Iran and China have signed a series of agreements just days after Iran was freed from crippling international sanctions. China is eager to build its economic footprint across the Middle East.

One week after international sanctions were lifted against Iran, the Tehran government agreed to expand bilateral relations with China.

Chinese President Xi Jinping on Saturday hailed the agreement during a state visit to the Iranian capital, calling it a "new season" for bilateral relations.

Xi is the first head of state to visit Iran since

sanctions were lifted on January 16,

after independent inspections showed that Iran had complied with the terms of an international agreement to limit its nuclear program.

Iranian President Hassan Rouhani, a moderate who is

trying to redevelop the country's international ties

after years of semi-isolation, also hailed the agreement.

"We are happy that President Xi visited Iran after the lifting of sanctions ... Iran and China have agreed to increase trade to $600 billion in the next 10 years," Rouhani said at a news conference with Xi, which was broadcast live on state television.

"Iran and China have agreed on forming strategic relations (as) reflected in a 25-year comprehensive document," he said.

Iranian President Hassan Rouhani shakes hands with his Chinese counterpart, Xi Jinping, as Iranian military guards watch

Iranian President Hassan Rouhani and his Chinese counterpart, Xi Jinping, after Xi's arrival in Tehran.

The two sides signed 17 accords on Saturday, which included plans to revive the ancient Silk Road trade route and cooperation on a peaceful nuclear energy program.

Beijing is Tehran's top customer for oil exports, and trade between the two countries totaled $52 billion in 2014. But that figure declined in 2015 due to the falling price of oil.

The Iranian president said the two sides also agreed to work together to resolve the issue of "terrorism and extremism in Iraq, Syria, Afghanistan and Yemen," but the details of such cooperation are unclear.

Aiming for influence

Xi's visit to Iran is the first by a Chinese president in 14 years.

He is also visiting Egypt and Saudi Arabia during his Middle East tour,

which began on January 19. It's a region in which China is eager to strengthen its economic presence.

To that end,

Xi offered Cairo $55 billion worth of loans and investments.

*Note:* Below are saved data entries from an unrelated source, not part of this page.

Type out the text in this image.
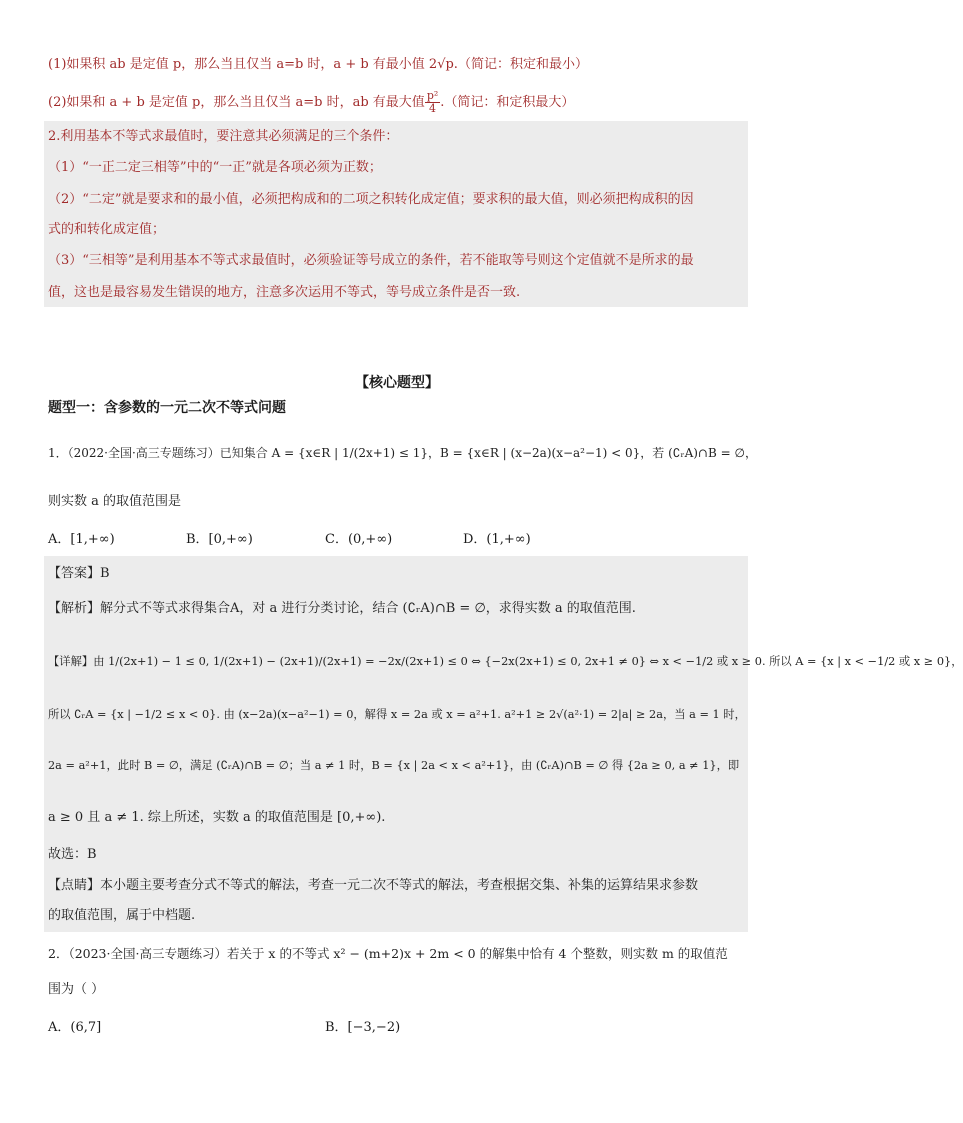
(1)如果积 ab 是定值 p，那么当且仅当 a=b 时，a + b 有最小值 2√p.（简记：积定和最小）
(2)如果和 a + b 是定值 p，那么当且仅当 a=b 时，ab 有最大值 $\frac{\text{p²}}{4}$ .（简记：和定积最大）
2.利用基本不等式求最值时，要注意其必须满足的三个条件：
（1）“一正二定三相等”中的“一正”就是各项必须为正数；
（2）“二定”就是要求和的最小值，必须把构成和的二项之积转化成定值；要求积的最大值，则必须把构成积的因
式的和转化成定值；
（3）“三相等”是利用基本不等式求最值时，必须验证等号成立的条件，若不能取等号则这个定值就不是所求的最
值，这也是最容易发生错误的地方，注意多次运用不等式，等号成立条件是否一致.
【核心题型】
题型一：含参数的一元二次不等式问题
1．（2022·全国·高三专题练习）已知集合 A = {x∈R | 1/(2x+1) ≤ 1}，B = {x∈R | (x−2a)(x−a²−1) < 0}，若 (∁ᵣA)∩B = ∅，
则实数 a 的取值范围是
A．[1,+∞)	B．[0,+∞)	C．(0,+∞)	D．(1,+∞)
【答案】B
【解析】解分式不等式求得集合A，对 a 进行分类讨论，结合 (∁ᵣA)∩B = ∅，求得实数 a 的取值范围.
【详解】由 1/(2x+1) − 1 ≤ 0, 1/(2x+1) − (2x+1)/(2x+1) = −2x/(2x+1) ≤ 0 ⇔ {−2x(2x+1) ≤ 0, 2x+1 ≠ 0} ⇔ x < −1/2 或 x ≥ 0. 所以 A = {x | x < −1/2 或 x ≥ 0}，
所以 ∁ᵣA = {x | −1/2 ≤ x < 0}. 由 (x−2a)(x−a²−1) = 0，解得 x = 2a 或 x = a²+1. a²+1 ≥ 2√(a²·1) = 2|a| ≥ 2a，当 a = 1 时，
2a = a²+1，此时 B = ∅，满足 (∁ᵣA)∩B = ∅；当 a ≠ 1 时，B = {x | 2a < x < a²+1}，由 (∁ᵣA)∩B = ∅ 得 {2a ≥ 0, a ≠ 1}，即
a ≥ 0 且 a ≠ 1. 综上所述，实数 a 的取值范围是 [0,+∞).
故选：B
【点睛】本小题主要考查分式不等式的解法，考查一元二次不等式的解法，考查根据交集、补集的运算结果求参数
的取值范围，属于中档题.
2．（2023·全国·高三专题练习）若关于 x 的不等式 x² − (m+2)x + 2m < 0 的解集中恰有 4 个整数，则实数 m 的取值范
围为（ ）
A．(6,7]	B．[−3,−2)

The Saudi government, along with other Sunni Arab allies, severed diplomatic ties with Iran earlier this month after protesters broke in to the Saudi embassy in Tehran. The protesters were angry that Saudi Arabia had executed a prominent Shiite cleric.

In addition to his meeting with President Rouhani on Saturday, Xi is to meet later in the day with Iran's most powerful figure, Supreme Leader Ayatollah Ali Khamenei.